Gucci’s new AI-generated ads have hit a nerve online.
The renderings — including a glamorous woman in a fur coat striding through a restaurant, a pair of models some commentators likened to “Grand Theft Auto” characters, and sleek car scenes — were posted on Gucci’s social media pages ahead of creative director Demna Gvasalia’s first runway show at Milan Fashion Week on Friday.
The images quickly drew sharp criticism online, with some users calling them “cheap” and “slop”— a term used to describe AI-generated content perceived as low-quality or mass-produced.
“You did not need to use AI for this, so tacky,” one Instagram user said. Another user wrote: “Craftsmanship reduced to marketing narrative.” One user on X said AI makes the brand look cheaper than TJ Maxx.
Not all of the images for the “Primavera” campaign are AI-generated — it also includes a mix of other photography.
Gucci did not respond to a request for comment.
Branding experts say that while some consumers perceive the images as “cheap,” Gucci’s decision to use AI was likely driven by creative intent rather than cost-cutting.
It’s about “positioning Gucci at the intersection of fashion, art and technology,” Blanca Zugaza Escribano, a fashion and luxury strategy consultant at Metyis, told Business Insider.
The use of AI fits into Gucci’s history of experimentation and boundary-pushing, she said.
“It signals creative futurism, reinforces the brand’s relevance in a tech-driven world, and allows it to generate surreal, high-impact imagery that traditional production might not easily achieve,” she added.
This isn’t the first time the Italian luxury fashion house has dipped its toes into AI.
Earlier this month, Gucci partnered with Snapchat for an AI interactive lens — a feature that enables Snapchat users to become one of Gucci’s “La Famiglia” figures. These were fictional digital characters created for one of its collection rollouts.
Armelle Poulou, CFO of Kering — Gucci’s parent company — said in its fourth-quarter earnings call that the launch of the “La Famiglia” Collection, and its “surrounding activations,” are putting “Gucci back at the center of the attention.”
That push for visibility comes at a critical moment for the brand.
Gucci had the steepest revenue decline among Kering’s portfolio, falling 22% on a reported basis and 19% on a comparable basis in its full-year 2025 earnings.
Jacopo Raule/Getty Images
Matthew Drinkwater, the director of the Fashion Innovation Agency at the London College of Fashion, said luxury has traditionally been rooted in “craft, heritage and human storytelling.”
“If AI is used in a way that feels like it replaces craft, it risks undermining the very thing that creates aspiration,” he said.
This isn’t the first time Gucci has been accused of diluting the brand image.
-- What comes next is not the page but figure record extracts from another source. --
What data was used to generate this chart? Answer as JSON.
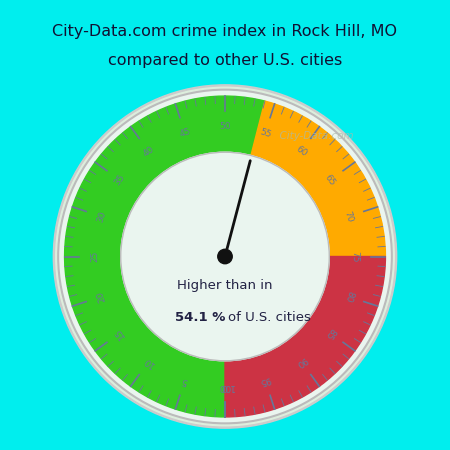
{
  "title_line1": "City-Data.com crime index in Rock Hill, MO",
  "title_line2": "compared to other U.S. cities",
  "title_fontsize": 11.5,
  "title_color": "#111133",
  "background_color": "#00EEEE",
  "gauge_bg_color": "#eaf5ef",
  "gauge_bg_outer": "#ddeedd",
  "value": 54.1,
  "text_line1": "Higher than in",
  "text_line2": "54.1 %",
  "text_line3": "of U.S. cities",
  "green_color": "#33cc22",
  "orange_color": "#ffaa00",
  "red_color": "#cc3344",
  "needle_color": "#111111",
  "tick_color": "#667799",
  "border_outer_color": "#cccccc",
  "border_inner_color": "#cccccc",
  "watermark": "  City-Data.com",
  "watermark_color": "#aabbaa"
}
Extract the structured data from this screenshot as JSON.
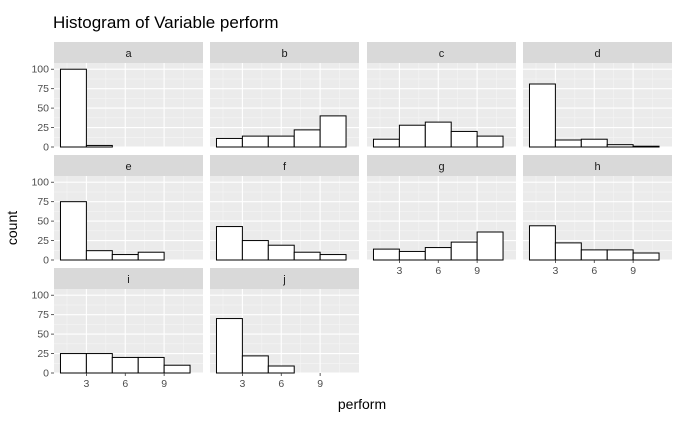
{
  "chart_data": {
    "type": "bar",
    "title": "Histogram of Variable perform",
    "xlabel": "perform",
    "ylabel": "count",
    "xlim": [
      0.5,
      12
    ],
    "ylim": [
      0,
      108
    ],
    "xticks": [
      3,
      6,
      9
    ],
    "yticks": [
      0,
      25,
      50,
      75,
      100
    ],
    "bin_edges": [
      1,
      3,
      5,
      7,
      9,
      11
    ],
    "grid": true,
    "panels": [
      {
        "name": "a",
        "values": [
          100,
          2,
          0,
          0,
          0
        ]
      },
      {
        "name": "b",
        "values": [
          11,
          14,
          14,
          22,
          40
        ]
      },
      {
        "name": "c",
        "values": [
          10,
          28,
          32,
          20,
          14
        ]
      },
      {
        "name": "d",
        "values": [
          81,
          9,
          10,
          3,
          1
        ]
      },
      {
        "name": "e",
        "values": [
          75,
          12,
          7,
          10,
          0
        ]
      },
      {
        "name": "f",
        "values": [
          43,
          25,
          19,
          10,
          7
        ]
      },
      {
        "name": "g",
        "values": [
          14,
          11,
          16,
          23,
          36
        ]
      },
      {
        "name": "h",
        "values": [
          44,
          22,
          13,
          13,
          9
        ]
      },
      {
        "name": "i",
        "values": [
          25,
          25,
          20,
          20,
          10
        ]
      },
      {
        "name": "j",
        "values": [
          70,
          22,
          9,
          0,
          0
        ]
      }
    ]
  }
}
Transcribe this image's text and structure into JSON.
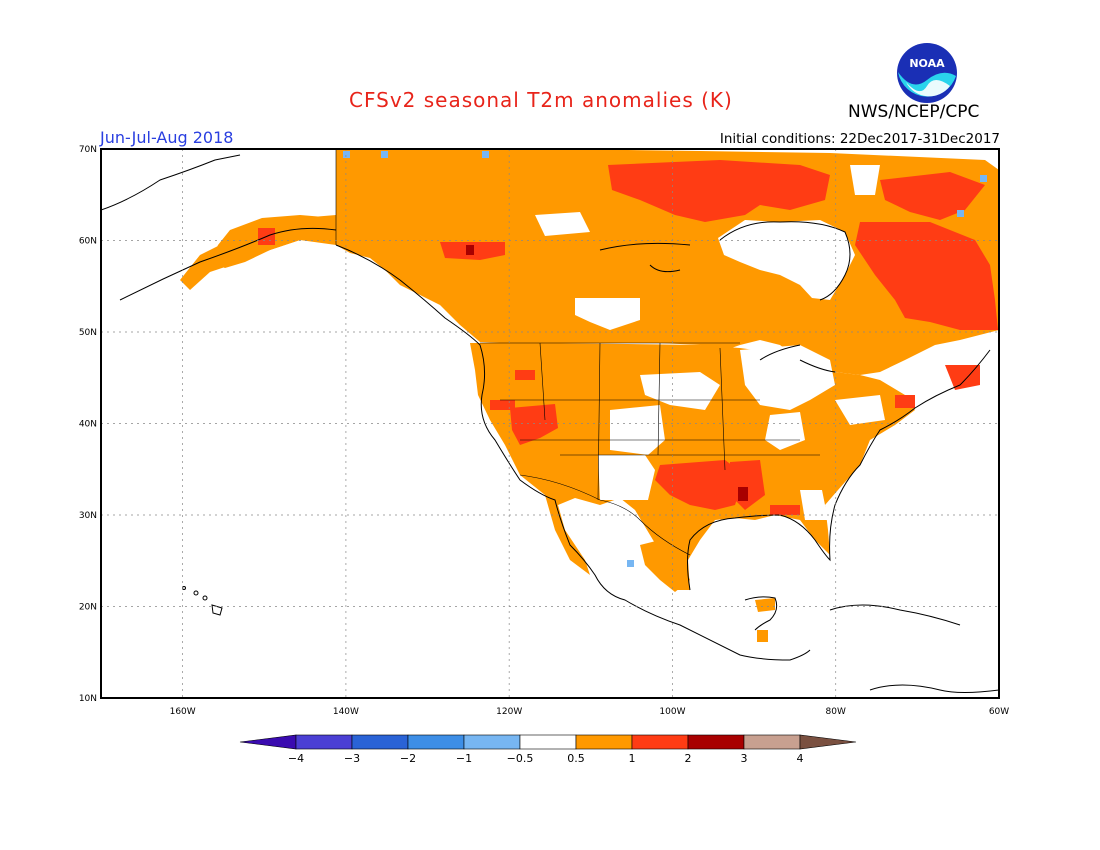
{
  "header": {
    "title": "CFSv2 seasonal T2m anomalies (K)",
    "agency": "NWS/NCEP/CPC",
    "period": "Jun-Jul-Aug 2018",
    "initial_conditions": "Initial conditions: 22Dec2017-31Dec2017",
    "logo_text": "NOAA"
  },
  "map": {
    "lat_labels": [
      "70N",
      "60N",
      "50N",
      "40N",
      "30N",
      "20N",
      "10N"
    ],
    "lon_labels": [
      "160W",
      "140W",
      "120W",
      "100W",
      "80W",
      "60W"
    ],
    "extent": {
      "lon": [
        -170,
        -60
      ],
      "lat": [
        10,
        70
      ]
    }
  },
  "colorbar": {
    "labels": [
      "-4",
      "-3",
      "-2",
      "-1",
      "-0.5",
      "0.5",
      "1",
      "2",
      "3",
      "4"
    ],
    "colors": [
      "#3a0bb0",
      "#4b3fd4",
      "#2a63d6",
      "#3d8ee6",
      "#77b6f2",
      "#ffffff",
      "#ff9900",
      "#ff3c14",
      "#a80000",
      "#c8a090",
      "#7a5040"
    ]
  },
  "colors": {
    "light": "#ff9900",
    "medium": "#ff3c14",
    "strong": "#a80000",
    "cold": "#77b6f2",
    "frame": "#000000",
    "grid": "#888888"
  }
}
While its push for maximalism and logos more than doubled its revenue between 2015 and 2022 —under creative director Alessandro Michele — when consumers turned to the “quiet luxury” trend, it was unable to keep up.
Alongside mass-market partnerships, the fashion house’s customer base had also become younger and more aspirational, many of whom seem to have moved on.
The most honest focus group in fashion
Gucci isn’t the only brand to face backlash for its use of AI in marketing. In December, fashion house Valentino raised eyebrows after launching an AI-generated campaign for its DeVain handbag.
“Ruining a fashion house legacy is tough work, but I see you guys have determination,” one user on Instagram said of Valentino’s campaign at the time.
For luxury brands, the challenge of delivering a positive tech experience is even greater, said Elaine Parr, a senior partner and consumer products and retail industries leader EMEA at IBM.
Not only is it a “tough market” for luxury right now as a pullback in spending from aspirational shoppers weighs on sales, but “you need to deliver on the Lux brand promise and be modern whilst retaining your heritage,” Parr added.
The Instagram comments section of luxury brands has become “the most honest focus group in fashion,” said Drinkwater, the director of the Fashion Innovation Agency at the London College of Fashion.
“Almost any use of AI in fashion still seems to trigger a level of outrage,” he added.
Drinkwater said that while AI is more effective when it supports a creative vision rather than replaces it, negative campaign reactions “are good examples of how quickly the conversation can turn when people feel craft or human input is being displaced.”